Машка прикинулась было внезапно оглохшей, однако вонючая лисица шумно задышала у нее за спиной.
— Иду уже! — мрачно сказала она, не желая провоцировать психически неуравновешенное животное, и, дернув презрительно плечиком, сбросила руку охранника.
Такое своеволие будущей жертвы вызвало в толпе совцов неодобрительные возгласы, однако Ра-Таст по-прежнему оставался безгласен и безразличен ко всему, что его окружало. Казалось, он погрузился в размышления о смысле жизни. Конечно, Машка знала, что это не так, но чем ей могло помочь это знание?
На низкой скамеечке в первом ряду, заботливо поддерживаемый двумя рослыми совцами со скорбными лицами, сидел Ва-Ран. Вид у него был печальный и пришибленный. Даже следов волнения нельзя было заметить на чудовищной морде этого достойного сына своего народа. Посол был спокоен. Выдавал его только внимательный, цепкий чиновничий взгляд, не отрывавшийся от Машкиных ног. Она вздернула голову и громко фыркнула, надеясь смутить поганого извращенца, но невозмутимость посла оказалась непробиваемой.
Ворота в стене напротив распахнулись, послышалась торжественная музыка, и Яр-Мала выступила ей навстречу. Машка немного приободрилась и ускорила шаг. Яр-Мала повелительно махнула рукой в сторону местной плахи.
— Твое место там, — негромко сказала она.
— Я сама знаю, где мое место! — буркнула в ответ Машка, но послушно заняла место рядом с пнем.
Как только она остановилась, Ра-Таст оживился.
— Кто обвиняет чужачку? — спросил он звучно. У него явно был богатый опыт работы массовиком-затейником.
Толпа шумно выдохнула, а притвора-посол помедлил несколько секунд и отозвался надтреснутым голосом глубоко оскорбленного человека:
— Я обвиняю ее!
— Чем ты можешь доказать истинность своего обвинения? — вступила Яр-Мала, коротко взглянув на Машку.
Ва-Ран замялся, и Машка тут же успокоилась.
— У тебя ведь, почтенный, есть доказательства разрушительности действий чужачки? — помог извращенцу следователь. Определенно, он питал к Машке личную неприязнь.
— Я линяю, — трагическим театральным шепотом поведал Ва-Ран. — Перья мои выпадают, и я больше не мужчина. Чужачка лишила меня самого дорогого — возможности продолжать род!
— Ты продолжил его так много раз, что не стоит сожалеть о потере! — неуважительно выкрикнул кто-то из задних рядов.

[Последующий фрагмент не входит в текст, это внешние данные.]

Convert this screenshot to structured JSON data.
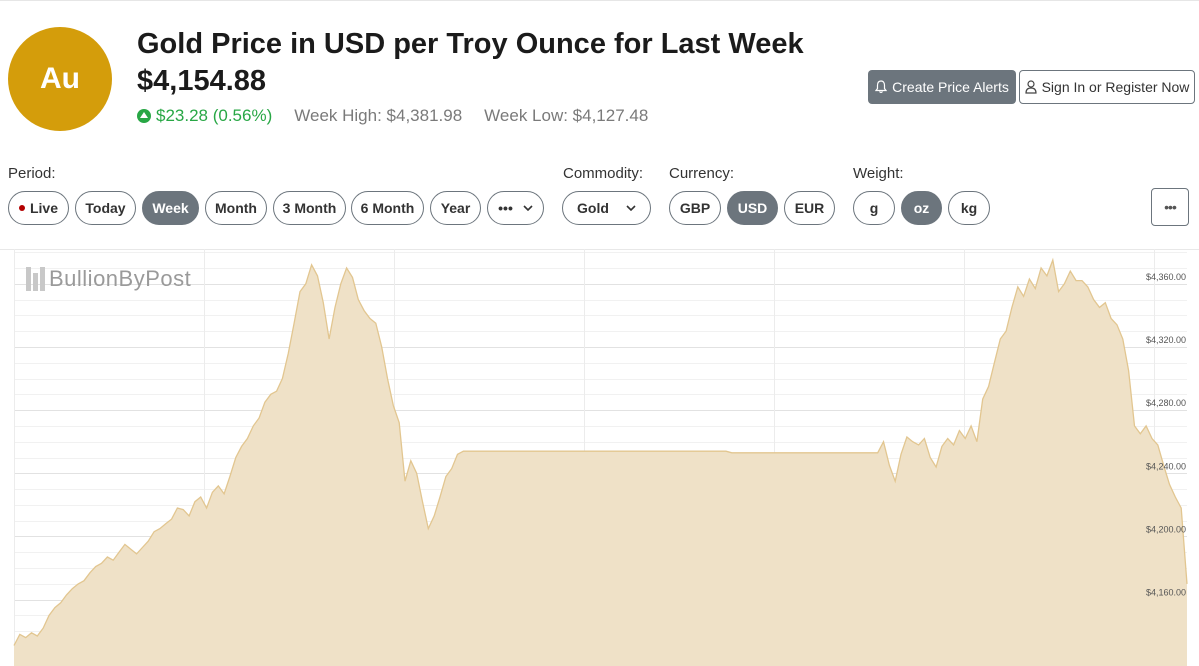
{
  "header": {
    "badge": "Au",
    "title": "Gold Price in USD per Troy Ounce for Last Week",
    "price": "$4,154.88",
    "change": "$23.28 (0.56%)",
    "week_high": "Week High: $4,381.98",
    "week_low": "Week Low: $4,127.48"
  },
  "actions": {
    "create_alerts": "Create Price Alerts",
    "sign_in": "Sign In or Register Now"
  },
  "controls": {
    "period_label": "Period:",
    "periods": [
      "Live",
      "Today",
      "Week",
      "Month",
      "3 Month",
      "6 Month",
      "Year",
      "•••"
    ],
    "active_period": "Week",
    "commodity_label": "Commodity:",
    "commodity_value": "Gold",
    "currency_label": "Currency:",
    "currencies": [
      "GBP",
      "USD",
      "EUR"
    ],
    "active_currency": "USD",
    "weight_label": "Weight:",
    "weights": [
      "g",
      "oz",
      "kg"
    ],
    "active_weight": "oz",
    "more_label": "•••"
  },
  "watermark": "BullionByPost",
  "colors": {
    "badge": "#d49d0b",
    "positive": "#28a745",
    "active_button": "#6c757d",
    "area_fill": "#efe1c7",
    "area_stroke": "#e2c690"
  },
  "chart_data": {
    "type": "area",
    "y_tick_labels": [
      "$4,160.00",
      "$4,200.00",
      "$4,240.00",
      "$4,280.00",
      "$4,320.00",
      "$4,360.00"
    ],
    "ylim": [
      4118,
      4382
    ],
    "x_dividers": 6,
    "grid": true,
    "series": [
      {
        "values": [
          4131,
          4138,
          4136,
          4139,
          4137,
          4142,
          4150,
          4155,
          4158,
          4163,
          4167,
          4170,
          4172,
          4177,
          4181,
          4183,
          4187,
          4185,
          4190,
          4195,
          4192,
          4189,
          4193,
          4197,
          4203,
          4205,
          4208,
          4211,
          4218,
          4217,
          4213,
          4222,
          4225,
          4218,
          4228,
          4232,
          4227,
          4238,
          4250,
          4257,
          4262,
          4270,
          4275,
          4285,
          4290,
          4292,
          4300,
          4316,
          4335,
          4355,
          4360,
          4372,
          4365,
          4348,
          4325,
          4345,
          4360,
          4370,
          4364,
          4350,
          4343,
          4338,
          4335,
          4320,
          4300,
          4283,
          4272,
          4235,
          4248,
          4240,
          4222,
          4205,
          4213,
          4225,
          4238,
          4243,
          4252,
          4254,
          4254,
          4254,
          4254,
          4254,
          4254,
          4254,
          4254,
          4254,
          4254,
          4254,
          4254,
          4254,
          4254,
          4254,
          4254,
          4254,
          4254,
          4254,
          4254,
          4254,
          4254,
          4254,
          4254,
          4254,
          4254,
          4254,
          4254,
          4254,
          4254,
          4254,
          4254,
          4254,
          4254,
          4254,
          4254,
          4254,
          4254,
          4254,
          4254,
          4254,
          4254,
          4254,
          4254,
          4254,
          4254,
          4253,
          4253,
          4253,
          4253,
          4253,
          4253,
          4253,
          4253,
          4253,
          4253,
          4253,
          4253,
          4253,
          4253,
          4253,
          4253,
          4253,
          4253,
          4253,
          4253,
          4253,
          4253,
          4253,
          4253,
          4253,
          4253,
          4260,
          4245,
          4235,
          4252,
          4263,
          4260,
          4258,
          4262,
          4250,
          4244,
          4257,
          4262,
          4258,
          4267,
          4262,
          4270,
          4260,
          4287,
          4295,
          4310,
          4325,
          4330,
          4345,
          4358,
          4352,
          4363,
          4357,
          4370,
          4365,
          4375,
          4355,
          4360,
          4368,
          4362,
          4362,
          4358,
          4350,
          4345,
          4348,
          4338,
          4334,
          4325,
          4305,
          4270,
          4265,
          4270,
          4262,
          4258,
          4245,
          4233,
          4225,
          4218,
          4170
        ]
      }
    ]
  }
}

На наглеца зашикали, однако Яр-Мала довольно прикрыла глаза.
— Потеря способности быть мужчиной — это тяжелая потеря, — важно изрек Ра-Таст, передернув плечиками совершенно по-женски. — Чего бы ты хотел, почтенный?
— Я прошу Тиу принять кровь чужачки и вернуть мне потерянное! — твердо сказал Ва-Ран, не рискуя поднять глаза на Машку.

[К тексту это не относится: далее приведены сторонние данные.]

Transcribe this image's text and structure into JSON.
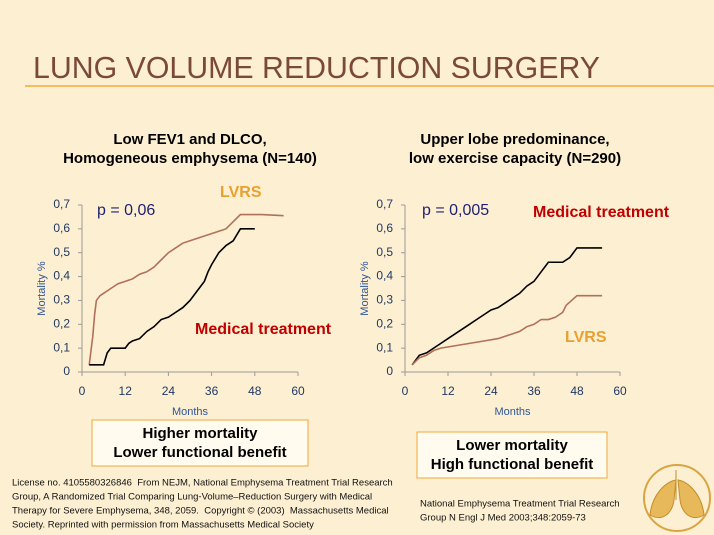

Она поджала губы. «Вряд ли он был бы столь категоричен, будь я с ним вчера полюбезнее», — подумала она, пожалев о том, что крепка только задним умом. В конце концов, потеря головы вовсе не равна временной потере самоуважения. Голову обратно не приклеишь.
— Это разумное требование, — признал Ра-Таст и медленно перевел взгляд на топор.